Where has this spirit gone?  Has perhaps the catholic wing of our church become preoccupied with catholicity and discounted the sense of being catholic?  I find it strange that a more sustained questioning of, for example, so-called ‘flying bishops’ has not emerged from the catholic wing of the church.  Affirming Catholicism has done its bit, but seem already to be tired.  It is fascinating to compare Geoffrey Brown’s article in Oasis with Frank Weston.  Here is less confidence but more awareness of the wider church than of the catholic group alone. 

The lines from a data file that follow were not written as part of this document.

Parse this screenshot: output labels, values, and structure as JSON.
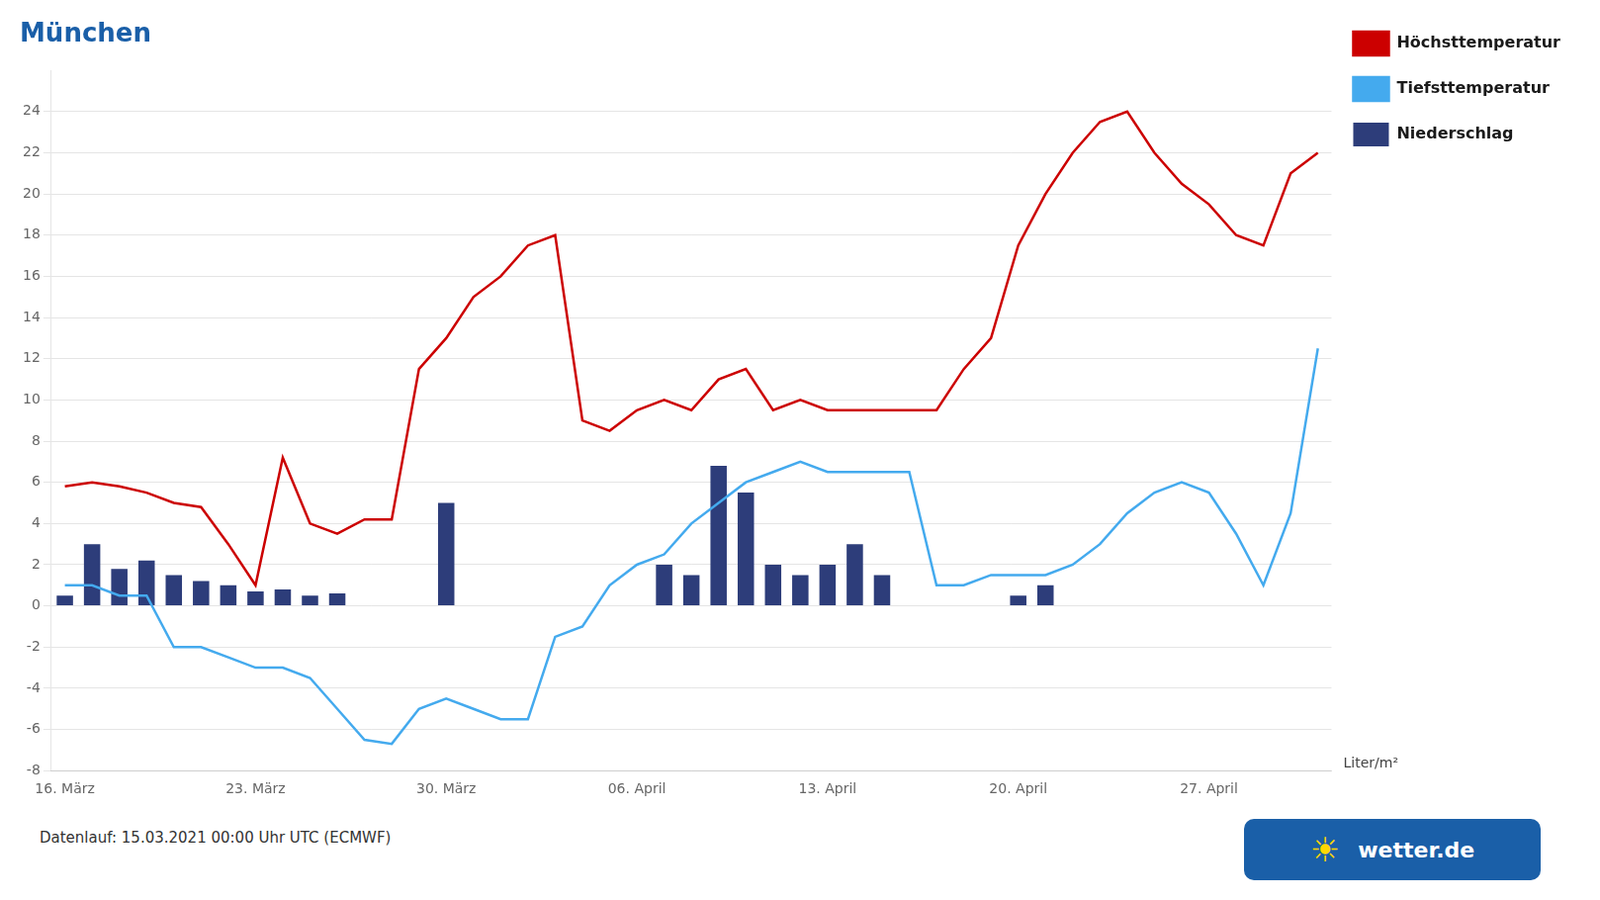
{
  "chart_data": {
    "type": "line",
    "title": "München",
    "categories": [
      "16. März",
      null,
      null,
      null,
      null,
      null,
      null,
      "23. März",
      null,
      null,
      null,
      null,
      null,
      null,
      "30. März",
      null,
      null,
      null,
      null,
      null,
      null,
      "06. April",
      null,
      null,
      null,
      null,
      null,
      null,
      "13. April",
      null,
      null,
      null,
      null,
      null,
      null,
      "20. April",
      null,
      null,
      null,
      null,
      null,
      null,
      "27. April",
      null,
      null,
      null,
      null
    ],
    "series": [
      {
        "name": "Höchsttemperatur",
        "type": "line",
        "color": "#cc0000",
        "values": [
          5.8,
          6.0,
          5.8,
          5.5,
          5.0,
          4.8,
          3.0,
          1.0,
          7.2,
          4.0,
          3.5,
          4.2,
          4.2,
          11.5,
          13.0,
          15.0,
          16.0,
          17.5,
          18.0,
          9.0,
          8.5,
          9.5,
          10.0,
          9.5,
          11.0,
          11.5,
          9.5,
          10.0,
          9.5,
          9.5,
          9.5,
          9.5,
          9.5,
          11.5,
          13.0,
          17.5,
          20.0,
          22.0,
          23.5,
          24.0,
          22.0,
          20.5,
          19.5,
          18.0,
          17.5,
          21.0,
          22.0
        ]
      },
      {
        "name": "Tiefsttemperatur",
        "type": "line",
        "color": "#44aaee",
        "values": [
          1.0,
          1.0,
          0.5,
          0.5,
          -2.0,
          -2.0,
          -2.5,
          -3.0,
          -3.0,
          -3.5,
          -5.0,
          -6.5,
          -6.7,
          -5.0,
          -4.5,
          -5.0,
          -5.5,
          -5.5,
          -1.5,
          -1.0,
          1.0,
          2.0,
          2.5,
          4.0,
          5.0,
          6.0,
          6.5,
          7.0,
          6.5,
          6.5,
          6.5,
          6.5,
          1.0,
          1.0,
          1.5,
          1.5,
          1.5,
          2.0,
          3.0,
          4.5,
          5.5,
          6.0,
          5.5,
          3.5,
          1.0,
          4.5,
          12.5
        ]
      },
      {
        "name": "Niederschlag",
        "type": "bar",
        "color": "#2d3d7a",
        "values": [
          0.5,
          3.0,
          1.8,
          2.2,
          1.5,
          1.2,
          1.0,
          0.7,
          0.8,
          0.5,
          0.6,
          null,
          null,
          null,
          5.0,
          null,
          null,
          null,
          null,
          null,
          null,
          null,
          2.0,
          1.5,
          6.8,
          5.5,
          2.0,
          1.5,
          2.0,
          3.0,
          1.5,
          null,
          null,
          null,
          null,
          0.5,
          1.0,
          null,
          null,
          null,
          null,
          null,
          null,
          null,
          null,
          null,
          null
        ]
      }
    ],
    "ylim": [
      -8,
      26
    ],
    "yticks": [
      -8,
      -6,
      -4,
      -2,
      0,
      2,
      4,
      6,
      8,
      10,
      12,
      14,
      16,
      18,
      20,
      22,
      24
    ],
    "grid": true,
    "legend": "right",
    "annotations": [
      "Liter/m²",
      "Datenlauf: 15.03.2021 00:00 Uhr UTC (ECMWF)",
      "☀",
      "wetter.de"
    ]
  }
}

The question for you on your 150th anniversary remains simple: are you disciples (followers and learners) or apostles (those sent with risk and with a message)?  You have to make up your mind which is to be the primary model.  They are not mutually exclusive – but it makes much difference which one you start with – which is primary.  This persistent ambivalence between following and leading is every church’s vocation.  But it is especially one for a church dedicated to St Matthew.  And I suggest we move towards the apostle for a while rather than just the disciple. It is to know and proclaim Christ and the gospel through public worship, private prayer, generous hospitality, wise counsel and above all service. 

So, Matthew people, can you do this?  You can so long as you remember always that any name – yours or mine, the Abbey’s or St Matthew’s - is a gift: ‘You are Peter the rock’; ‘You are Matthew the gift’; ‘You are John or Mary the catholic apostle – the people who bear the name ‘Matthew’ – God’s gracious gift.